QUE CINEMA É ESSE? O VISTO, O NÃO VISTO E O IMPREVISTO E A DESORGANIZAÇÃO DO MUNDO

A Mostra Temática que responde de maneira mais incisiva ao debate central da temática do evento não é obrigatória nas nossas programações, e em alguns anos – como, por exemplo, ano passado – ela não foi feita, pois consideramos que a temática estava presente nos filmes das outras seções do festival, incluindo as mostras competitivas. Como princípio de programação, essa Mostra só tomará parte da programação do ano quando ela realmente representar uma escolha curatorial aguda, cortante. 
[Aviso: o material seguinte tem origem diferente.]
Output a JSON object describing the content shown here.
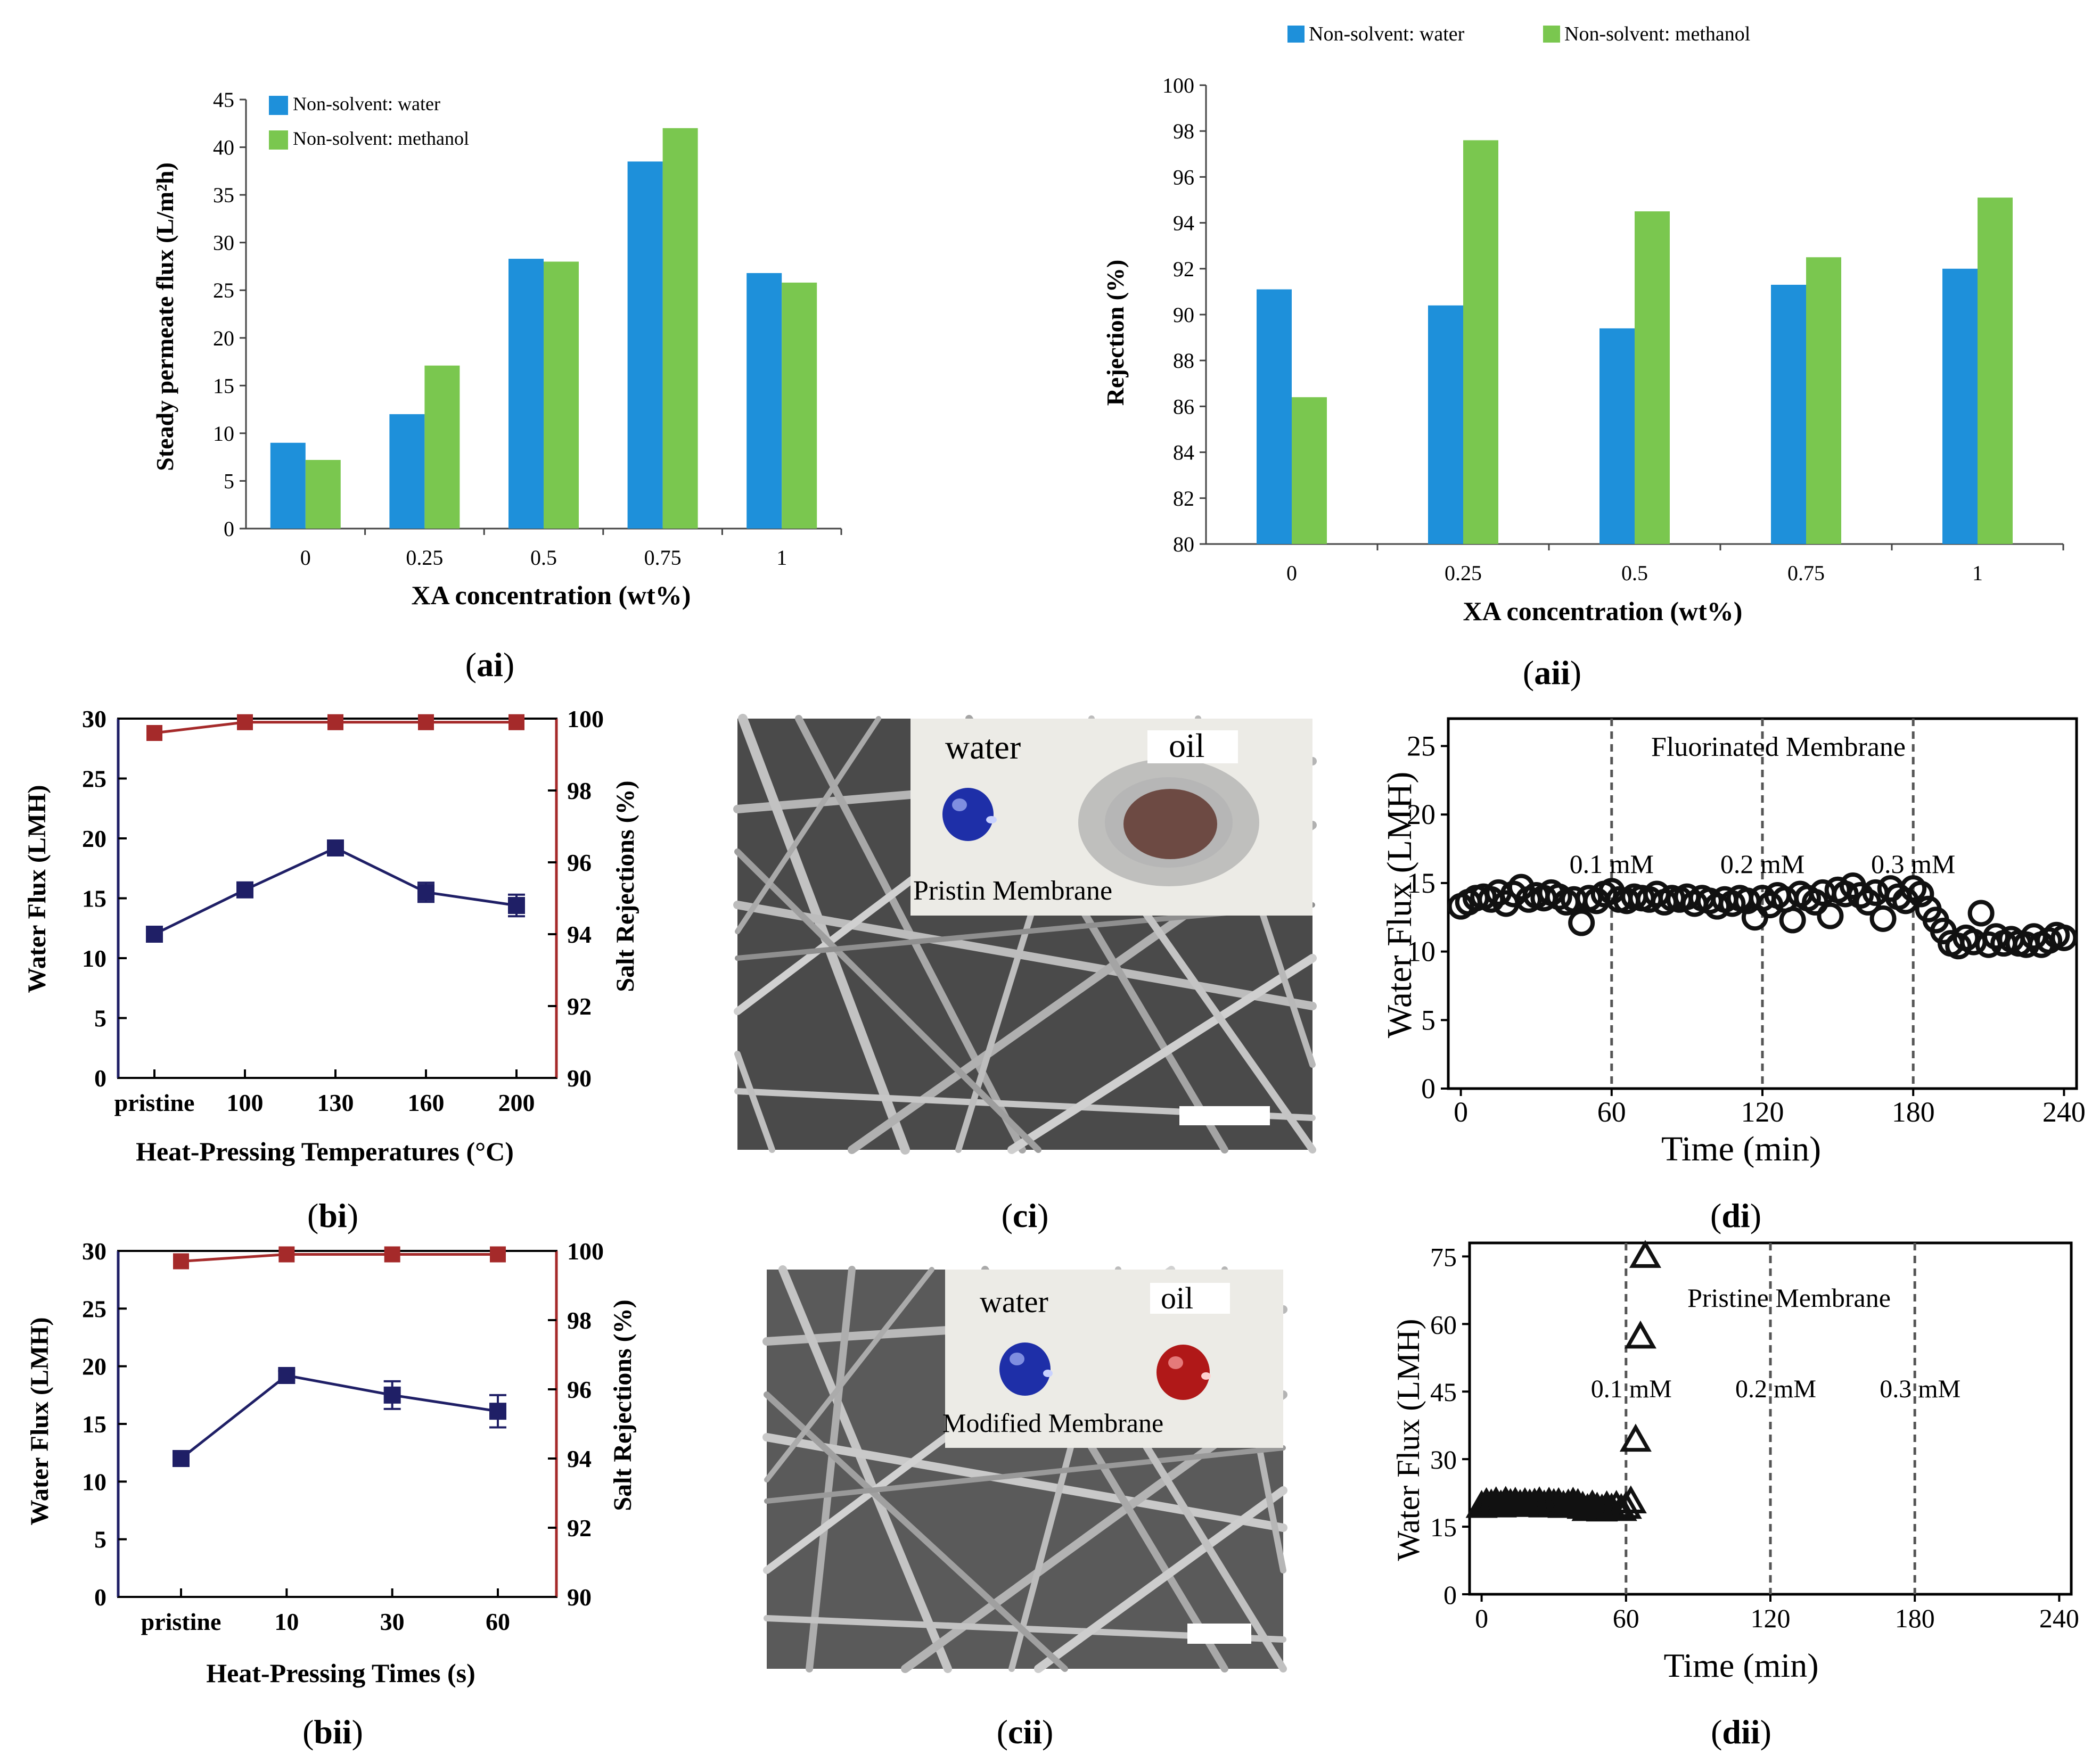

Neste ano dois filmes fazem parte da Mostra Temática “Que cinema é esse?”: Relâmpagos de Críticas, Murmúrios de Metafísicas, de Julio Bressane e Rodrigo Lima, no primeiro fim de semana do festival, e Odradek, de Guilherme de Almeida Prado, no segundo e último fim de semana. Indo direto ao ponto: ambos os filmes desafiam nossa percepção em dois aspectos que descreveremos aqui em forma de perguntas: quantas imagens podem existir em um plano? O quanto o princípio de organização de uma montagem tem como destino poético a desorganização, a fim de criar ou encontrar algo que não está dado, seja no texto do filme, seja na própria materialidade das coisas que filma ou e na nossa percepção?

Ambos os filmes são as contribuições altas, sofisticadas, incisivas e inegociáveis que encontramos no ano. Em uma época em que se discutem, se praticam e se demandam objetos audiovisuais pensados a partir de uma economia de tempo que facilite a produção serial (e industrial) de padrões e que trabalhe, junto ao espectador, com o imperativo da eficiência cognitiva que dispensa a concentração da atenção, esses dois filmes, não só por suas durações (duas hora e meia no filme de Lima e Bressane, quatro horas e meia no de Almeida Prado), mas principalmente pelo caráter de seus trabalhos de concepção do tempo na relação, na duração e na intervenção nas imagens, são peças únicas e cabe a nós olharmos atentamente para elas, ainda mais em um momento em que é notório que o financiamento de cinema no Brasil leva ao ostracismo a experimentação como caminho de soberania imaginativa.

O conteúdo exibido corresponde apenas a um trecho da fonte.